Its gotta break first, people almost as a rule won’t fix something thats still working, because a barely working system is less scary than the unknown. People still have homes and food and savings accounts.
Comment on China sees the U.S. trade deal as a huge win for Beijing
TheDemonBuer@lemmy.world 1 day ago
China has spent the last fifty years building themselves into an industrial powerhouse. As a result, they are a vital part of the global economy, and that has put them in a position of considerable power. The US has decided we don’t like that so we’re going to try to weaken them, or at least slow their ascent. But now we’re discovering that we’re not as powerful or influential as we used to be. We have severely neglected our country and our people, and the quality and capability of our leadership has declined significantly, and we are paying the price.
Unfortunately, most Americans still can’t correctly identify the problem. Those who even recognize that there is a problem still think it’s Donald Trump, and that he is largely just an anomaly. But by now they should see that Trump is a symptom of the problem, not the problem itself. The real problem has been our failure to invest in our own people, leaving them pessimistic about their economic future, and, critically, poorly educated and completely lacking in critical thinking skills. Having been essentially abandoned by their leaders, they have been left to construct their own solutions to any perceived problems, without the skills necessary to construct viable ones. As a result, they’ve taken to deluded thinking, conspiracy theories, and even superstitious and supernatural ideas. Without anyone to guide them through reality, they’ve been left to form their own ideas about America. Trump is one result of that.

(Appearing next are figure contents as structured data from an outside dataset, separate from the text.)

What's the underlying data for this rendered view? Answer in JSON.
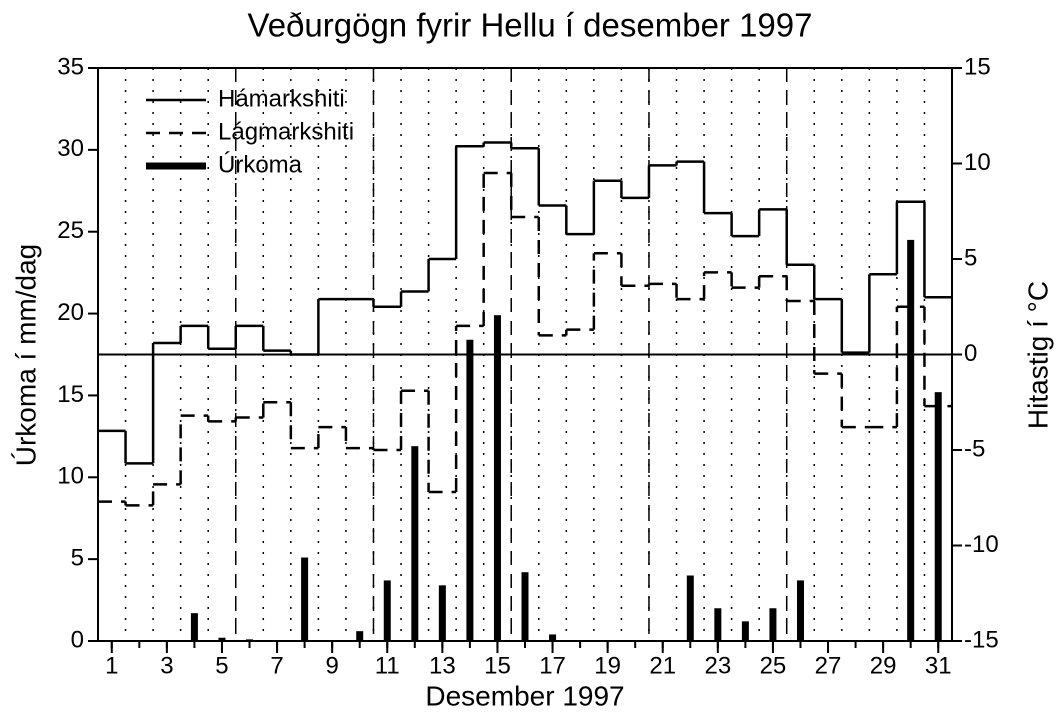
{
  "chart_data": {
    "type": "step-bar",
    "title": "Veðurgögn fyrir Hellu í desember 1997",
    "x_label": "Desember 1997",
    "y_label": "Úrkoma í mm/dag",
    "y2_label": "Hitastig í °C",
    "x": [
      1,
      2,
      3,
      4,
      5,
      6,
      7,
      8,
      9,
      10,
      11,
      12,
      13,
      14,
      15,
      16,
      17,
      18,
      19,
      20,
      21,
      22,
      23,
      24,
      25,
      26,
      27,
      28,
      29,
      30,
      31
    ],
    "xlim": [
      0.5,
      31.5
    ],
    "xticks": [
      1,
      3,
      5,
      7,
      9,
      11,
      13,
      15,
      17,
      19,
      21,
      23,
      25,
      27,
      29,
      31
    ],
    "ylim": [
      0,
      35
    ],
    "yticks": [
      0,
      5,
      10,
      15,
      20,
      25,
      30,
      35
    ],
    "y2lim": [
      -15,
      15
    ],
    "y2ticks": [
      -15,
      -10,
      -5,
      0,
      5,
      10,
      15
    ],
    "grid": true,
    "dashed_vlines": [
      5.5,
      10.5,
      15.5,
      20.5,
      25.5
    ],
    "y2_zero_line": true,
    "legend": "upper-left",
    "series": [
      {
        "name": "Hámarkshiti",
        "type": "step",
        "dash": "solid",
        "color": "#000000",
        "axis": "y2",
        "values": [
          -4.0,
          -5.7,
          0.6,
          1.5,
          0.3,
          1.5,
          0.2,
          0.0,
          2.9,
          2.9,
          2.5,
          3.3,
          5.0,
          10.9,
          11.1,
          10.8,
          7.8,
          6.3,
          9.1,
          8.2,
          9.9,
          10.1,
          7.4,
          6.2,
          7.6,
          4.7,
          2.9,
          0.1,
          4.2,
          8.0,
          3.0
        ]
      },
      {
        "name": "Lágmarkshiti",
        "type": "step",
        "dash": "dashed",
        "color": "#000000",
        "axis": "y2",
        "values": [
          -7.7,
          -7.9,
          -6.8,
          -3.2,
          -3.5,
          -3.3,
          -2.5,
          -4.9,
          -3.8,
          -4.9,
          -5.0,
          -1.9,
          -7.2,
          1.5,
          9.5,
          7.2,
          1.0,
          1.3,
          5.3,
          3.6,
          3.7,
          2.9,
          4.3,
          3.5,
          4.1,
          2.8,
          -1.0,
          -3.8,
          -3.8,
          2.5,
          -2.7
        ]
      },
      {
        "name": "Úrkoma",
        "type": "bar",
        "color": "#000000",
        "values": [
          0,
          0,
          0,
          1.7,
          0.2,
          0.1,
          0,
          5.1,
          0,
          0.6,
          3.7,
          11.9,
          3.4,
          18.4,
          19.9,
          4.2,
          0.4,
          0,
          0,
          0,
          0,
          4.0,
          2.0,
          1.2,
          2.0,
          3.7,
          0,
          0,
          0,
          24.5,
          15.2
        ]
      }
    ]
  }
}
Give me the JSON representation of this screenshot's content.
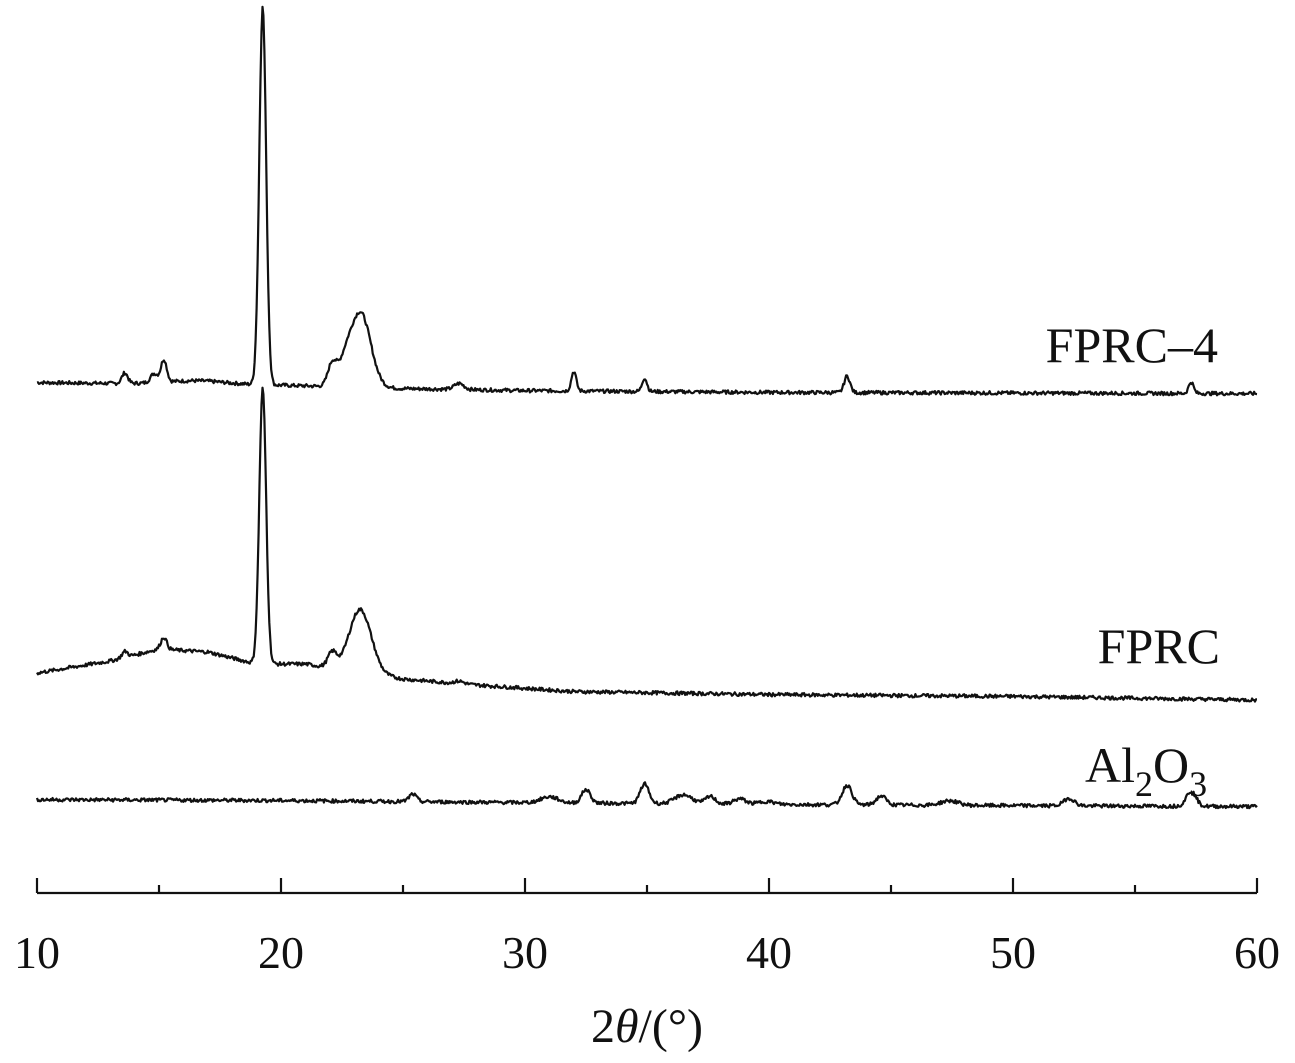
{
  "chart_data": {
    "type": "line",
    "title": "",
    "xlabel": {
      "prefix": "2",
      "italic": "θ",
      "suffix": "/(°)"
    },
    "ylabel": "",
    "xlim": [
      10,
      60
    ],
    "x_ticks_major": [
      10,
      20,
      30,
      40,
      50,
      60
    ],
    "x_ticks_minor": [
      15,
      25,
      35,
      45,
      55
    ],
    "y_axis_shown": false,
    "grid": false,
    "legend": "labels placed at right end of each trace",
    "series": [
      {
        "name": "FPRC–4",
        "label": {
          "main": "FPRC–4",
          "sub1": "",
          "mid": "",
          "sub2": ""
        },
        "baseline": [
          [
            10,
            0.45
          ],
          [
            15,
            0.4
          ],
          [
            20,
            0.36
          ],
          [
            25,
            0.25
          ],
          [
            30,
            0.18
          ],
          [
            40,
            0.12
          ],
          [
            50,
            0.1
          ],
          [
            60,
            0.08
          ]
        ],
        "peaks": [
          {
            "x": 13.6,
            "h": 0.35,
            "w": 0.12
          },
          {
            "x": 14.8,
            "h": 0.3,
            "w": 0.15
          },
          {
            "x": 15.2,
            "h": 0.75,
            "w": 0.12
          },
          {
            "x": 16.5,
            "h": 0.12,
            "w": 1.2
          },
          {
            "x": 19.25,
            "h": 12.6,
            "w": 0.14
          },
          {
            "x": 22.1,
            "h": 0.75,
            "w": 0.18
          },
          {
            "x": 22.6,
            "h": 0.55,
            "w": 0.25
          },
          {
            "x": 23.25,
            "h": 2.5,
            "w": 0.42
          },
          {
            "x": 27.3,
            "h": 0.2,
            "w": 0.2
          },
          {
            "x": 32.0,
            "h": 0.65,
            "w": 0.1
          },
          {
            "x": 34.9,
            "h": 0.45,
            "w": 0.1
          },
          {
            "x": 43.2,
            "h": 0.55,
            "w": 0.12
          },
          {
            "x": 57.3,
            "h": 0.38,
            "w": 0.1
          }
        ]
      },
      {
        "name": "FPRC",
        "label": {
          "main": "FPRC",
          "sub1": "",
          "mid": "",
          "sub2": ""
        },
        "baseline": [
          [
            10,
            0.9
          ],
          [
            13,
            1.3
          ],
          [
            15,
            1.7
          ],
          [
            17,
            1.6
          ],
          [
            19,
            1.2
          ],
          [
            21,
            1.2
          ],
          [
            25,
            0.7
          ],
          [
            28,
            0.5
          ],
          [
            32,
            0.28
          ],
          [
            40,
            0.18
          ],
          [
            50,
            0.12
          ],
          [
            60,
            0.0
          ]
        ],
        "peaks": [
          {
            "x": 13.6,
            "h": 0.2,
            "w": 0.12
          },
          {
            "x": 15.2,
            "h": 0.4,
            "w": 0.12
          },
          {
            "x": 19.25,
            "h": 9.2,
            "w": 0.14
          },
          {
            "x": 22.1,
            "h": 0.5,
            "w": 0.18
          },
          {
            "x": 23.25,
            "h": 2.1,
            "w": 0.45
          },
          {
            "x": 27.3,
            "h": 0.08,
            "w": 0.2
          }
        ]
      },
      {
        "name": "Al2O3",
        "label": {
          "main": "Al",
          "sub1": "2",
          "mid": "O",
          "sub2": "3"
        },
        "baseline": [
          [
            10,
            0.28
          ],
          [
            20,
            0.25
          ],
          [
            30,
            0.18
          ],
          [
            40,
            0.12
          ],
          [
            50,
            0.08
          ],
          [
            60,
            0.05
          ]
        ],
        "peaks": [
          {
            "x": 25.4,
            "h": 0.25,
            "w": 0.15
          },
          {
            "x": 31.0,
            "h": 0.2,
            "w": 0.35
          },
          {
            "x": 32.5,
            "h": 0.45,
            "w": 0.18
          },
          {
            "x": 34.9,
            "h": 0.65,
            "w": 0.18
          },
          {
            "x": 36.5,
            "h": 0.3,
            "w": 0.35
          },
          {
            "x": 37.6,
            "h": 0.25,
            "w": 0.2
          },
          {
            "x": 38.8,
            "h": 0.18,
            "w": 0.25
          },
          {
            "x": 39.9,
            "h": 0.1,
            "w": 0.3
          },
          {
            "x": 43.2,
            "h": 0.65,
            "w": 0.2
          },
          {
            "x": 44.6,
            "h": 0.3,
            "w": 0.2
          },
          {
            "x": 47.4,
            "h": 0.15,
            "w": 0.35
          },
          {
            "x": 52.3,
            "h": 0.25,
            "w": 0.22
          },
          {
            "x": 57.3,
            "h": 0.5,
            "w": 0.2
          }
        ]
      }
    ]
  }
}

At this point, I don’t know if the US can be fixed. A part of me thinks it’s a lost cause, largely because fixing it would take radical action that I think most of our leaders are unwilling, or unable, to take. The collapse of the US may be inevitable at this point.
Rekorse@sh.itjust.works 1 day ago
pulsewidth@lemmy.world 1 day ago
The US didnt fail to invest in their own industries, its more that most of the US’ industries decided to hand all their manufacturing to China - and not just the primary industries but the secondary and a large part of the tertiary too, all because labour was somewhat cheaper for the corporations, and the health/environmental costs could be ‘externalized’. A lot of side-impacts too - they took all the IP they were given, and stole any more they desired: counterfeit products have never been more rampant.
As the US traded away its blue collar industries, and left blue collar workers in unsteady times, it found that the only things China wanted in return were high quality US food imports and raw materials - relatively inexpensive exports. So a fairly large trade deficit built, and with all the excess capital, China purchased US treasury bonds and property, etc. The largest foreign owner of US debt in the world is China and has been for some years.
Even as economic power ceded, for a long while the US could still exert power through its 50-100 years banked institutional power and goodwill, and US controlled organizations that operate throughout the world, but Trump and Elon have been sabotaging them openly intentionally as fast as they can. The soft power is now all but gone too with world leaders now leaving the US out of major geopolitical discussions - unthinkable just a year ago.
There is no turning the clock back on globalization, but perhaps the first big step for America is getting money out of politics with strong legislation and harsh penalties for those that break it - overturn Citizens United, no more SuperPACs - prise the power away from corporations to dictate law and pick leaders, because they have crafted every issue you speak to. I’m not sure what hope the US has with that in the short term though, you’re living through the second Trump presidency - and he just accepted a $400million
bribegift from the Saudi govt, which his been A-OK’d by his mentally vacant Attourney General. Who knows though, even MAGAs are starting to get pissy with the outward corruption.TheDemonBuer@lemmy.world 1 day ago
I didn’t say that we failed to invest in our industries, I said we failed to invest in our people. We left our people to their own devices, behold the result.
Perhaps it’s possible that a majority of the American people will eventually, spontaneously coalesce around these goals, but I don’t think the chances are high. Given enough time, it might happen, but I’m not sure the US won’t collapse (similar to the collapse of the Soviet Union) before then.